Le pass convivialité [4] est mis en œuvre dans le cadre du certificat numérique de l’Union européenne et du contrôle des relations à l’intérieur de chaque frontière et au passage de chacune d’entre elle. Il permet de :

— empêcher toute communication pouvant porter atteinte à l’ordre public

— sécuriser sur le territoire métropolitain l’entrée de formes de communication non valides et agir en prévention pour la sécurité du territoire voisin

— faciliter la mise en œuvre des mesures de contrôle des communications

— agir contre l’émergence de nouvelles formes de communication ou le retour des formes de communication du temps de grand-père.

Le pass convivalité participe à la stratégie nationale qui vise à instaurer une société centrée sur l’humain. Cette société progresse au plan économique et résout ses problèmes sociaux grâce à un système associant de façon sophistiqué l’espace physique, psychique et cybernétique. La réussite du pass sanitaire, la mise en place d’un pass culture, favorisent le déploiement de la formule pass dans différents domaines de la société. L’objectif et de solutionner les divers enjeux planétaires par des technologies telles que l’Internet des Objets (IoD), l’Intelligence Artificielle (IA), la robotique, les mégadonnées et la biotechnologie. La communication et les échanges humains étant un enjeu crucial pour la stabilisation de ces enjeux, le pass convivialité est donc créé.

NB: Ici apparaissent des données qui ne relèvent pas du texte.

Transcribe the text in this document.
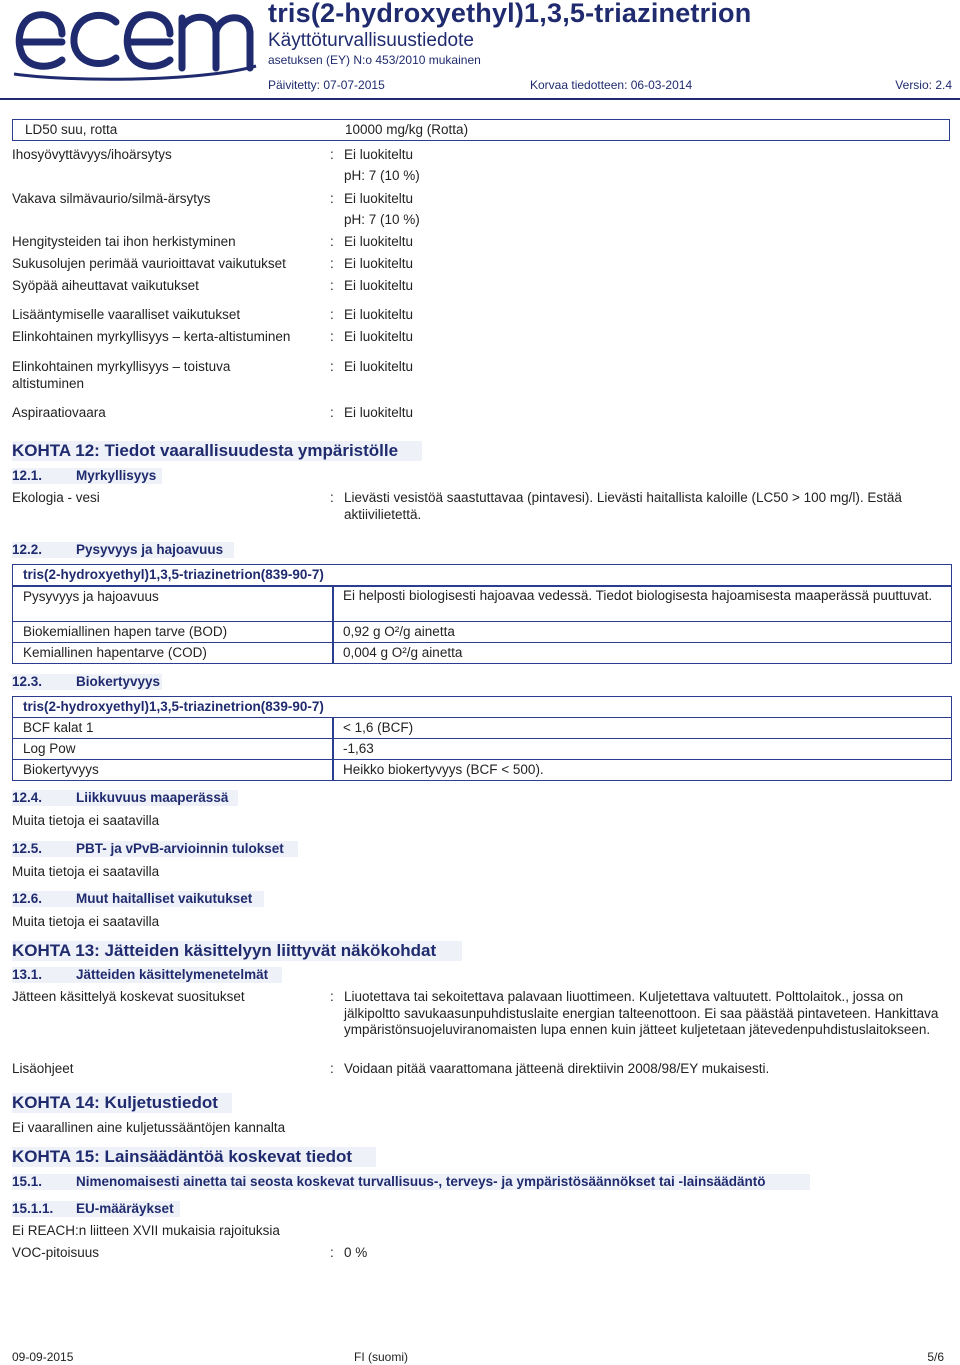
tris(2-hydroxyethyl)1,3,5-triazinetrion
Käyttöturvallisuustiedote
asetuksen (EY) N:o 453/2010 mukainen
Päivitetty: 07-07-2015	Korvaa tiedotteen: 06-03-2014	Versio: 2.4
LD50 suu, rotta	10000 mg/kg (Rotta)
Ihosyövyttävyys/ihoärsytys	: Ei luokiteltu
pH: 7 (10 %)
Vakava silmävaurio/silmä-ärsytys	: Ei luokiteltu
pH: 7 (10 %)
Hengitysteiden tai ihon herkistyminen	: Ei luokiteltu
Sukusolujen perimää vaurioittavat vaikutukset	: Ei luokiteltu
Syöpää aiheuttavat vaikutukset	: Ei luokiteltu
Lisääntymiselle vaaralliset vaikutukset	: Ei luokiteltu
Elinkohtainen myrkyllisyys – kerta-altistuminen	: Ei luokiteltu
Elinkohtainen myrkyllisyys – toistuva altistuminen
: Ei luokiteltu
Aspiraatiovaara	: Ei luokiteltu
KOHTA 12: Tiedot vaarallisuudesta ympäristölle
12.1.	Myrkyllisyys
Ekologia - vesi	: Lievästi vesistöä saastuttavaa (pintavesi). Lievästi haitallista kaloille (LC50 > 100 mg/l). Estää aktiivilietettä.
12.2.	Pysyvyys ja hajoavuus
tris(2-hydroxyethyl)1,3,5-triazinetrion(839-90-7)
Pysyvyys ja hajoavuus	Ei helposti biologisesti hajoavaa vedessä. Tiedot biologisesta hajoamisesta maaperässä puuttuvat.
Biokemiallinen hapen tarve (BOD)	0,92 g O²/g ainetta
Kemiallinen hapentarve (COD)	0,004 g O²/g ainetta
12.3.	Biokertyvyys
tris(2-hydroxyethyl)1,3,5-triazinetrion(839-90-7)
BCF kalat 1	< 1,6 (BCF)
Log Pow	-1,63
Biokertyvyys	Heikko biokertyvyys (BCF < 500).
12.4.	Liikkuvuus maaperässä
Muita tietoja ei saatavilla
12.5.	PBT- ja vPvB-arvioinnin tulokset
Muita tietoja ei saatavilla
12.6.	Muut haitalliset vaikutukset
Muita tietoja ei saatavilla
KOHTA 13: Jätteiden käsittelyyn liittyvät näkökohdat
13.1.	Jätteiden käsittelymenetelmät
Jätteen käsittelyä koskevat suositukset	: Liuotettava tai sekoitettava palavaan liuottimeen. Kuljetettava valtuutett. Polttolaitok., jossa on jälkipoltto savukaasunpuhdistuslaite energian talteenottoon. Ei saa päästää pintaveteen. Hankittava ympäristönsuojeluviranomaisten lupa ennen kuin jätteet kuljetetaan jätevedenpuhdistuslaitokseen.
Lisäohjeet	: Voidaan pitää vaarattomana jätteenä direktiivin 2008/98/EY mukaisesti.
KOHTA 14: Kuljetustiedot
Ei vaarallinen aine kuljetussääntöjen kannalta
KOHTA 15: Lainsäädäntöä koskevat tiedot
15.1.	Nimenomaisesti ainetta tai seosta koskevat turvallisuus-, terveys- ja ympäristösäännökset tai -lainsäädäntö
15.1.1. EU-määräykset
Ei REACH:n liitteen XVII mukaisia rajoituksia
VOC-pitoisuus	: 0 %
09-09-2015	FI (suomi)	5/6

« Pass convivialité » : toutes les réponses à vos questions 

Le « pass convivialité » consiste en la validation permanente, numérique (via l’application TousProconvivialité), d’une preuve d’une adéquation des échanges avec le cadre autorisé pour éviter toute atteinte à l’ordre public. Tout manquement entraîne la perte du pass convivialité et l’activation d’une identification sécurité visant à informer l’alter.

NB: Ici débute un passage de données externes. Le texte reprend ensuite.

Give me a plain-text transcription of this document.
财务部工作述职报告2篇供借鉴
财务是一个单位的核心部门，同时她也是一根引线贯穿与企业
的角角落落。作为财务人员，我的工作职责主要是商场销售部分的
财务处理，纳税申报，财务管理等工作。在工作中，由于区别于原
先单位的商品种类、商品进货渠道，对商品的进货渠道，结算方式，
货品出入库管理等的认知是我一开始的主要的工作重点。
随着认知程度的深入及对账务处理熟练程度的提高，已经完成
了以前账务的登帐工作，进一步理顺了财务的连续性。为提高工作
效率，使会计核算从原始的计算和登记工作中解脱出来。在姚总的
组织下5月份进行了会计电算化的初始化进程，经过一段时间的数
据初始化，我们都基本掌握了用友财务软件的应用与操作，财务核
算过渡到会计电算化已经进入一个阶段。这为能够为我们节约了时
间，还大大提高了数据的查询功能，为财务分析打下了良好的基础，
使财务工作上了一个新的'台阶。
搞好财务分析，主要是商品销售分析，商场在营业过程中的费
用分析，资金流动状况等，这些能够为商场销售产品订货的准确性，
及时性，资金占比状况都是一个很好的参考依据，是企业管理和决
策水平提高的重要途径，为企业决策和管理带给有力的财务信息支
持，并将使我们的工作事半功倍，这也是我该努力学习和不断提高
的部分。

Comment récupérer mon « pass convivialité » ?

Pour récupérer votre « pass convivialité » :

— les tests convivialité sont réalisés par un professionnel de santé sécurité agréé. Leurs réussites génèrent une preuve dès la saisie du résultat via un code barre ou codeQR

— une fois votre certificat de convivialité en main, il suffit de le scanner pour l’importer et le stocker en local, dans votre téléphone avec TousProConvivialité

— l’activation de l’identification sécurité lors de la perte du pass convivialité est automatiquement désactivée mais reste mémorisée.

Où le « pass convivialité » est-il obligatoire ?

Sur le territoire national, sans exception. Les règles du « pass convivialité » sont applicables pour les outre-mer.

Qu’est-ce que le « pass convivialité » européen ?

Pour voyager librement et en toute sécurité au sein de l’Union européenne, le « pass convivialité » devient européen. Il permettra à moyen terme la formalisation d’un « pass convivialité européen » ou ECP.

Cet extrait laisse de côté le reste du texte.